Isso está incorreto e entende mal como os modelos funcionam. É uma maneira de subestimar a seriedade das futuras mudanças climáticas. Existe uma enorme variedade de modelos climáticos, desde aqueles voltados para mecanismos específicos, como o entendimento das nuvens, até modelos de circulação geral (GCMs), usados ​​para prever o clima futuro do nosso planeta.

tem mais de 20 grandes centros internacionais onde equipes de algumas das pessoas mais inteligentes do mundo criaram e executam GCMs contendo milhões de linhas de código, representando a mais recente compreensão do sistema climático. Esses modelos são testados continuamente em relação a dados históricos e paleoclimáticos, bem como a eventos climáticos individuais, como grandes erupções vulcânicas, para garantir a reconstrução do clima, o que é extremamente bom.

Modelo (preto) e faixa do modelo (cinza) em comparação com as temperaturas globais observadas. (Resumo do carbono / CC BY 4.0)Modelo (preto) e faixa do modelo (cinza) em comparação com as temperaturas globais observadas. (Resumo do Carbono/ CC BY 4.0)

Nenhum modelo único deve ser considerado correto, pois representa um sistema climático global muito complexo. Mas ter tantos modelos diferentes construídos e calibrados independentemente significa que podemos ter confiança quando os modelos concordam.

Tomar toda a gama de modelos climáticos sugere que uma duplicação de dióxido de carbono poderia aquecer o planeta 2˚C a 4.5˚C, com uma média de 3,1˚C. Todos os modelos mostram uma quantidade significativa de aquecimento quando é adicionado dióxido de carbono extra à atmosfera. A escala do aquecimento previsto permaneceu muito semelhante nos últimos 30 anos, apesar do enorme aumento na complexidade dos modelos, mostrando que é um resultado robusto da ciência.
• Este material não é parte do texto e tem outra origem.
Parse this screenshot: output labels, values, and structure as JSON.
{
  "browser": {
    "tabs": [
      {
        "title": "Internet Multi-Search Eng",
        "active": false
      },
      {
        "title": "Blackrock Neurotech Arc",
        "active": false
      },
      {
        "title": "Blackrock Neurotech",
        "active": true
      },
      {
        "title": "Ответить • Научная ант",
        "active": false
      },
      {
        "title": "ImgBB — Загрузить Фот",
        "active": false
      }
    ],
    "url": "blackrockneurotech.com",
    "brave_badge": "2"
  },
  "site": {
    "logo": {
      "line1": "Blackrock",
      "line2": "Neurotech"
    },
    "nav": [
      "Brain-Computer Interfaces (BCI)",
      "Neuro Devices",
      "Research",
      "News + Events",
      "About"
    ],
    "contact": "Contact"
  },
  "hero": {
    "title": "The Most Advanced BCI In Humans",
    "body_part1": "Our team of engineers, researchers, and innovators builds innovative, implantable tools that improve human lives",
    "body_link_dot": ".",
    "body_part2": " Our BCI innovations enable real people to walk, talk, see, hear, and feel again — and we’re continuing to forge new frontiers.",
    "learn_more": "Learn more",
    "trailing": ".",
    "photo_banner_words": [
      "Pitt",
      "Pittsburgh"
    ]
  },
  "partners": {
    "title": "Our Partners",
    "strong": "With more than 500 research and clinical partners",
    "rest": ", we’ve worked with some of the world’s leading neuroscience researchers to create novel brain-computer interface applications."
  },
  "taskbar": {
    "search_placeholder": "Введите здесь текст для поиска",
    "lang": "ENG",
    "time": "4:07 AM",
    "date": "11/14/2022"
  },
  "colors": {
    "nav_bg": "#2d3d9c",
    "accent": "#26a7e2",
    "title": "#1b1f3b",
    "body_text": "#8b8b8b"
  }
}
Ao combinar todo o nosso conhecimento científico de fatores naturais (solares, vulcânicos, aerossóis e ozônio) e produzidos pelo homem (gases de efeito estufa e mudanças no uso da terra) que aquecem e esfriam, o clima mostra que 100% do aquecimento observado nos últimos 150 anos é devido a seres humanos.

Influências naturais e humanas nas temperaturas globais desde 1850. Carbon Brief, CC BYInfluências naturais e humanas nas temperaturas globais desde 1850. Resumo do Carbono, CC BY

Não há apoio científico para a negação contínua das mudanças climáticas. O Painel Intergovernamental sobre Mudança do Clima (IPCC), criado pelas Nações Unidas para resumir de forma aberta e transparente a ciência, fornece seis linhas claras de evidências para as mudanças climáticas.
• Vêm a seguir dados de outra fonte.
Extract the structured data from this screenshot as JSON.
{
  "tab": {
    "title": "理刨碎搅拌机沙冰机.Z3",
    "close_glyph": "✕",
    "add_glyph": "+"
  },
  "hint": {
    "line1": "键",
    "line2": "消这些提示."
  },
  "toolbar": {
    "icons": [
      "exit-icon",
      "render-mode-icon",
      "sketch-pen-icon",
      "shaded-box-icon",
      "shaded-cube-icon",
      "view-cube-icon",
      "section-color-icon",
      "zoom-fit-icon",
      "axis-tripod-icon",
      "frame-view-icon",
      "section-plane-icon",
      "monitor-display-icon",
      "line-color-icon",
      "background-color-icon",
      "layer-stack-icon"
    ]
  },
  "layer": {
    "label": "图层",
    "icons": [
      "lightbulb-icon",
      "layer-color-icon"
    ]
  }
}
À medida que o clima extremo se torna cada vez mais comum, as pessoas percebem que não precisam de cientistas para lhes dizer que o clima está mudando – elas o estão vendo e experimentando em primeira mão.
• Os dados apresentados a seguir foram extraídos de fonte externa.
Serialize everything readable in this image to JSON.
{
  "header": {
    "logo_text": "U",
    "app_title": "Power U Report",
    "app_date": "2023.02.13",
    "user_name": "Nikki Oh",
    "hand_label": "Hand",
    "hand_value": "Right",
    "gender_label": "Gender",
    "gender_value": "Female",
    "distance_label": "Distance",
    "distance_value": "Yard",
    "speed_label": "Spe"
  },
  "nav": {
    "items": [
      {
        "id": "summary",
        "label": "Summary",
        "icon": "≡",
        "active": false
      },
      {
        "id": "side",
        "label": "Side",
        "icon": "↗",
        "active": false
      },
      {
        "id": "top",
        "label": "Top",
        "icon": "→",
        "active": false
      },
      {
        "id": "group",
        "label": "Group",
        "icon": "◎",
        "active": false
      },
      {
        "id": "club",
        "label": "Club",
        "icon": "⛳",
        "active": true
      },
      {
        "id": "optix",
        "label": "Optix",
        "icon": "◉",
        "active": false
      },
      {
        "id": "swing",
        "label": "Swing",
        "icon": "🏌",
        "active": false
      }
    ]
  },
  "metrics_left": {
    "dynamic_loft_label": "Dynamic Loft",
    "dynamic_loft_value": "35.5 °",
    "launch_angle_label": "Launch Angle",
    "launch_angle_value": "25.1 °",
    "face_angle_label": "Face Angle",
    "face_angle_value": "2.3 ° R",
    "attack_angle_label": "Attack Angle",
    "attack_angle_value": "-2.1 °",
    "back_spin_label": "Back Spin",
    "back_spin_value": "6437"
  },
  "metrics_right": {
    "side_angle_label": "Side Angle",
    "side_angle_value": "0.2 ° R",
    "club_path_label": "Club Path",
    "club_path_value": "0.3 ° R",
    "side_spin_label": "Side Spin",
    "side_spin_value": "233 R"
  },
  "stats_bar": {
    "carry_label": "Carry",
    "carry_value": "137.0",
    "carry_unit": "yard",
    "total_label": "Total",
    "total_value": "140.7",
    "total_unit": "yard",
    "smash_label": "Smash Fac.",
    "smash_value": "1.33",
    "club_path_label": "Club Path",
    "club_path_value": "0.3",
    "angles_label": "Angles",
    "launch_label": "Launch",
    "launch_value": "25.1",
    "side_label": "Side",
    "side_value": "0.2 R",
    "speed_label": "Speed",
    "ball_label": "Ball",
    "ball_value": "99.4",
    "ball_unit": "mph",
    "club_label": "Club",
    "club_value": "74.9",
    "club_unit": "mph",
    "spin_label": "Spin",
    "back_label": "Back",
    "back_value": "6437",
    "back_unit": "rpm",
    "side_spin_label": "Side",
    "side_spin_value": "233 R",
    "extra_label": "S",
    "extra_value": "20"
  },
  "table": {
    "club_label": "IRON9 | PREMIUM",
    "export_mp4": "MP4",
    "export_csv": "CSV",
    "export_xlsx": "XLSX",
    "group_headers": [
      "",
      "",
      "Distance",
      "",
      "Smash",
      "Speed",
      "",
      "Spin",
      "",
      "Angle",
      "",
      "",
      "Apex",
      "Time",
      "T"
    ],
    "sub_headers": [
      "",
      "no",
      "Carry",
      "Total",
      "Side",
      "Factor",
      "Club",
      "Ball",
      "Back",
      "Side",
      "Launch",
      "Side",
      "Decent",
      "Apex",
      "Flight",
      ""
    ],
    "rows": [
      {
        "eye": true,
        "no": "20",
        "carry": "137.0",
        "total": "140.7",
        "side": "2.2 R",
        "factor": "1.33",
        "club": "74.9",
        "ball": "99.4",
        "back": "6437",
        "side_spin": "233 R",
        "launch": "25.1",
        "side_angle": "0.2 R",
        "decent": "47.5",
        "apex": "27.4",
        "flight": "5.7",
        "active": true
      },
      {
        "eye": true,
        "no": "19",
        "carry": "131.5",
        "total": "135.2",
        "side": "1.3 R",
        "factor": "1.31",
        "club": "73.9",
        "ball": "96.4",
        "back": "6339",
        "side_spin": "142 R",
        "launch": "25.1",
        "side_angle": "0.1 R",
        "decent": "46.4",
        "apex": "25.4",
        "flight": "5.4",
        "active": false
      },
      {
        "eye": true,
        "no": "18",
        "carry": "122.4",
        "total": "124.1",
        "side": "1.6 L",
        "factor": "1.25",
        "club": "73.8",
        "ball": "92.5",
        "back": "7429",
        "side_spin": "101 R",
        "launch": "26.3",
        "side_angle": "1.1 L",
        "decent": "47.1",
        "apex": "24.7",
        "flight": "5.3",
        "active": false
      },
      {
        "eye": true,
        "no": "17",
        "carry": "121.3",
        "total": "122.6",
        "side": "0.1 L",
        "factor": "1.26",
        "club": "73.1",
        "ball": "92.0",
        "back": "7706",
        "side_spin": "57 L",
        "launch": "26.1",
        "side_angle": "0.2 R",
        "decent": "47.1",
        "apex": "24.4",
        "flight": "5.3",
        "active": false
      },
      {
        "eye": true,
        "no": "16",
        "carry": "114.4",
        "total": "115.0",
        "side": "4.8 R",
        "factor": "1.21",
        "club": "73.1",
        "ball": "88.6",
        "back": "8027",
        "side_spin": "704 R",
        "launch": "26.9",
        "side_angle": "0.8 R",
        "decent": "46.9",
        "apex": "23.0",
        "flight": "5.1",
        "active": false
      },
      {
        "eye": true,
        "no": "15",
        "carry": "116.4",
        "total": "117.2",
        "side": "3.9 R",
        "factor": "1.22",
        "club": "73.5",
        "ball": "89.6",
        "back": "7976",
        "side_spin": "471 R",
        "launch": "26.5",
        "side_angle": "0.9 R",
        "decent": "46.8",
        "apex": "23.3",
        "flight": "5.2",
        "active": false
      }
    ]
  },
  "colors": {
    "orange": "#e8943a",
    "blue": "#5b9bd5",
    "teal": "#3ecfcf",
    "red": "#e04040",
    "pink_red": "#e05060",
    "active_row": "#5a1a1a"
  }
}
A conversaMark Maslin, Professor de ciência do sistema terrestre, UCL.

Este artigo foi originalmente publicado na The Conversation. É republicado aqui como parte da parceria da ScienceAlert com Cobrindo o clima agora, uma colaboração global de mais de 250 agências de notícias para fortalecer a cobertura da história climática. Leia o artigo original.

Esta matéria foi traduzida e republicada. Clique aqui para acessar o site original.